Нукко и Миккая рассмеялись, и девушка невольно улыбнулась. Возможно, когда-нибудь она поймет рациональность их действий, но сейчас происходящее выходило за рамки ее восприятия.
Какое-то время они молча пили ягодный напиток и смотрели на звездное небо. Снег медленно падал на землю и больше не таял, укрывая лагерь тонким слоем искрящегося белоснежного бархата. Ника больше не удивлялась окружающей ее магии: парящие шатры и ведьмы, зависающие в воздухе, мерцающие звезды и ясное морозное небо, чудеса по мановению рук, – сегодня это казалось таким обыденным, будто всегда сопровождало ее в жизни. Волшебная ночь, не поспоришь.
– Миккая рассказала о том, чего ты хочешь. Я готов помочь.
– Почему ты? – удивилась Ника.
Ведьмак усмехнулся, бросив лукавый взгляд на верховную:
– У моей сестры слабость к страдающим людям, она не выдержит.
Миккая поджала губы, изобразив улыбку:
– Это не слабость. Не люблю, когда вопят от боли.
Ника скривилась. Вашему пафосу позавидует любая столичная штучка. Жили себе сотни лет в рутине, заскучали, наверное, а тут (какое счастье!) свежая кровь сама в руки прыгнула. Издевайся – не хочу!
– Мы не шутим, – очень серьезно сказал Нукко, поймав ее недовольный взгляд. – Чтобы помочь тебе поговорить с душой Джей Фо, нужно отделиться от нее. Это больно морально, – ведьмак постучал себя по виску, – тем более если вы жили в одном теле столько лет, и…
– Когда начнем? – перебила Ника.
Terra ignis.
Октябрь 2019 года
В тот день шел мелкий, противный дождь. Михаил еще шутил, что это природа по-своему сочувствует им, отдавая дань уважения трагедии.
Нахлобучив на голову капюшон, Ника стояла рядом с мужчиной и хмуро смотрела на скудный мемориал: глянцевую плиту из серого мрамора, блестящую от капель дождя, со списком из черных букв. На восьмой строке – «Аэлина Кравская, 1995–2000». Больше сотни имен и фамилий, больше сотни дат рождения и смерти, разбитых на два симметричных столбца. Правда, сейчас два имени в конце списка отсутствовали.
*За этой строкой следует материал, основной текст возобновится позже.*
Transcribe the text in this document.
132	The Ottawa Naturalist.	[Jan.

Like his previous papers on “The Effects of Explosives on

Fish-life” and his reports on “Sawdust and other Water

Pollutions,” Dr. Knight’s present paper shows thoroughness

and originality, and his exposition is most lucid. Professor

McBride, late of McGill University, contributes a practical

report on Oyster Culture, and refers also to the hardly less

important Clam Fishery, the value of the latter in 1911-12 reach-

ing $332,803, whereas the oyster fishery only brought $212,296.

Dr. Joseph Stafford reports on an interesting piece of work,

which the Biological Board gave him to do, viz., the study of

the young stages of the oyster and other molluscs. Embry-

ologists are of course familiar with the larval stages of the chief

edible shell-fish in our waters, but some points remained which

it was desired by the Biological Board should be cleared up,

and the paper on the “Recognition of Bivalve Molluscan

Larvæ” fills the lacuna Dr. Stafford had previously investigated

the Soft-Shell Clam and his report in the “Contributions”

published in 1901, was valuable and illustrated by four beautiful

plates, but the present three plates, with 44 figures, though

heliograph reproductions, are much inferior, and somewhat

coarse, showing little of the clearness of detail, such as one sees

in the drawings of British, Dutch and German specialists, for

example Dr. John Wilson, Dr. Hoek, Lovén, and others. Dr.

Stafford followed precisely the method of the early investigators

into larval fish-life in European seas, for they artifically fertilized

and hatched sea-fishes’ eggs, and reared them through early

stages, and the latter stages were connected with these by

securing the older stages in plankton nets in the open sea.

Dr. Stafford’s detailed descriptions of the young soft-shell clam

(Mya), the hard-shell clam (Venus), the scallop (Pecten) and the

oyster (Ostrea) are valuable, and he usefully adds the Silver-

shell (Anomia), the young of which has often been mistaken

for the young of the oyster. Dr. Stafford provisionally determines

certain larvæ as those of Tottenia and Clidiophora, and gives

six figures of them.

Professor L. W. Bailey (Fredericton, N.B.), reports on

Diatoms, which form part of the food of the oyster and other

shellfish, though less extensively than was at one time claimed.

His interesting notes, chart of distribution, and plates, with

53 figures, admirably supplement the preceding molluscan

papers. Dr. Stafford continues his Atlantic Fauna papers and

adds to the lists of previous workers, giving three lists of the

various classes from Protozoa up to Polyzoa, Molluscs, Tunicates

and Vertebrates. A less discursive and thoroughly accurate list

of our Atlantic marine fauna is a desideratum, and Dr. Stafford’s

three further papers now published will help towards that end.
Это был День памяти детей, погибших после того ужасного похищения, суть которого до сих пор никому не открылась. Каждый год, с утра до вечера, на эту площадь, скрытую от глаз общественности ведьмовской завесой – такой же, что ограждала Морабат от всего мира, – стекались родственники погибших. Михаил рассказывал, что в первые годы их было много: приходили семьями, приводили друзей, часами сидели на земле, говорили, плакали или просто молчали. А потом как-то все сошло на нет. Кто-то умер, кто-то захотел забыть. И они решили закрыть мемориал от посторонних глаз – поддаться воле большинства, позволить миру вычеркнуть трагедию из памяти.
– Не забыть, конечно. Разве такое забудешь? – поправился он. – Скорее… не напоминать. Раны ведь не заживают – так, схватываются краями. Нечего лишний раз их открывать.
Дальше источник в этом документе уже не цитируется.